そして、そのときの回復されるべき価値は「時価」となります。
※なお、ガイドラインでは耐用年数をとくに考慮しないとする項目(たとえば、構造そのものである柱など)もあることにご注意ください。

よって、過失がある場合でも耐用年数は考慮されるのが実務です。
(そもそも、原状回復ガイドラインが適用される場面は、借主に過失があって、損傷していることが多いので、そこで耐用年数を考慮しなければ
もはや原状回復ガイドラインは骨抜きになってしまいます。)。

西谷様 ご回答いただきましてありがとうございます。上記の内容を不動産屋にメール等で伝える場合どのような文面で送る伝えることが適切でしょうか。

もし可能でしたらご教授いただけますと幸いです。よろしくお願いいたします。

申し訳ありません、不動産屋に対するメールの文案の作成については、代理業務に含まれてきてしまい責任をもつこともできないため、
有料となってしまっても対応可能な弁護士を探された方が良いです。
どうぞ、よろしくお願い致します。

無理を言ってしまい申し訳ございません。
ご丁寧にご回答いただきましてありがとうございました。

>リビングや廊下、洗面所、トイレ等にカビや汚れがありクロスクリーニングと貼替え費用を借主負担のみで請求されています。不動産屋に連絡したところ借主の過失によりついたものは耐用年数を考慮しないと言われました。これは正しいでしょうか。

ここは、なかなか難しいところです。
耐用年数は6年とされていますが、借主の過失で傷等をつけた場合、6年経過後の事案でも、クロス張り替え費用の何割かを認めるという裁判例も一定程度存在します。
全く考慮しないというのも誤りですが、だからといって6年で1円となるという法則を機械的に適用するとも言い切れません。

匿名A様
ご回答いただきましてありがとうございます。
現状、該当箇所は全額私負担になっていますので、全額貸主負担にならなくとも減額の可能性があるということでしょうか。
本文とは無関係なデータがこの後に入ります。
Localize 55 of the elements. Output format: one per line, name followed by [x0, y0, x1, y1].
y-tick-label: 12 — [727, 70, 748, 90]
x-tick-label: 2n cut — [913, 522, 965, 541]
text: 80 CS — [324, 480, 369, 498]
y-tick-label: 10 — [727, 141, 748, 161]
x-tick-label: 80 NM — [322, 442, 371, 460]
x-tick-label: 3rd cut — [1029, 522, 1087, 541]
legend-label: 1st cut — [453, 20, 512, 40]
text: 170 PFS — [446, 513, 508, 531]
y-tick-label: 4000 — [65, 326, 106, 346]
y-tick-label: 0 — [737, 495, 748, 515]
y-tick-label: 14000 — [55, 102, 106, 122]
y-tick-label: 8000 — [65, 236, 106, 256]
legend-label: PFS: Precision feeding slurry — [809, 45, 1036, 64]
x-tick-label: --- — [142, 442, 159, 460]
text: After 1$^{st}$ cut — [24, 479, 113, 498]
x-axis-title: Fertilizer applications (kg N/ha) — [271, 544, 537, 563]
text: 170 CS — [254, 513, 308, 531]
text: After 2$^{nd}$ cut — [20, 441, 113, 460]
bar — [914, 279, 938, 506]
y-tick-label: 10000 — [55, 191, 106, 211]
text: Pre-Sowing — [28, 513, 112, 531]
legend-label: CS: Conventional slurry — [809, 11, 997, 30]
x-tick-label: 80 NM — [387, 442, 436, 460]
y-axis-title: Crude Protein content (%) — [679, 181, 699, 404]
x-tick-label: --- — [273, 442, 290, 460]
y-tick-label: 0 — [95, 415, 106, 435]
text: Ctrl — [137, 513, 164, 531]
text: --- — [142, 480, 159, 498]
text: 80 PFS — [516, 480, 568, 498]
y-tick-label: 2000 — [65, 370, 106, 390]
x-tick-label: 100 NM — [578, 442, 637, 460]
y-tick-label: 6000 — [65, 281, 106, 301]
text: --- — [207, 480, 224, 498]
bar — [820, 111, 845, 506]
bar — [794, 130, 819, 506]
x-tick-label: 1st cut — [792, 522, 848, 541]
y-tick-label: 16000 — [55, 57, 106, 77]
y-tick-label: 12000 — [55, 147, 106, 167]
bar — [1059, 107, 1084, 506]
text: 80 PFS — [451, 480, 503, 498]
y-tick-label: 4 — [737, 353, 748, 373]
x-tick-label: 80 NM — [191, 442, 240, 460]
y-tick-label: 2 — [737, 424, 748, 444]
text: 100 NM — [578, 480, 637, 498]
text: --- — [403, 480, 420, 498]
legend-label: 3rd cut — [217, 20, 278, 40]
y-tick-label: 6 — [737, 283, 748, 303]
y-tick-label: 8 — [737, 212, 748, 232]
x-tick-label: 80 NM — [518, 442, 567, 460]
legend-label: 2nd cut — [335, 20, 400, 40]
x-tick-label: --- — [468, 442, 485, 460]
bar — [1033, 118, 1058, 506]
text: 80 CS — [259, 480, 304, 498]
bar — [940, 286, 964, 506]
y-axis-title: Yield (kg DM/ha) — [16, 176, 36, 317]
また特約についてはいかがでしょうか。弁護士の先生方でも意見がわかれるところかと存じますが、可能性でしたらご教授いただけますと幸いです。

どうぞよろしくお願いいたします。

>全額貸主負担にならなくとも減額の可能性があるということでしょうか。

はい。そうです。

特約については、ご質問のケースの実際の契約書を見ないと断言できません。ただ、それだけしか記載がないとすれば無効となる可能性はありそうです。

不動産屋に減額してもらえるように伝えようと思います。

特約には、「退去時の畳表替え及び室内清掃費は借主負担」この文のみが記載されています。〇〇円という記述は契約書のどこにもなさそうです。値段以外にこういうことが書いてあると有効になってしまうなどありますでしょうか。

何度もお伺いしてしまい申し訳ございません。どうぞよろしくお願いいたします。

本来経年劣化など賃貸人負担が原則であるが、これこれの理由から、これこれの基準で、この範囲の交換、清掃は賃借人負担とするなどが記載され、
例外的に負担することを賃借人が理解し合意し、かつその計算方法などが記載されている場合には、有効となることもあります。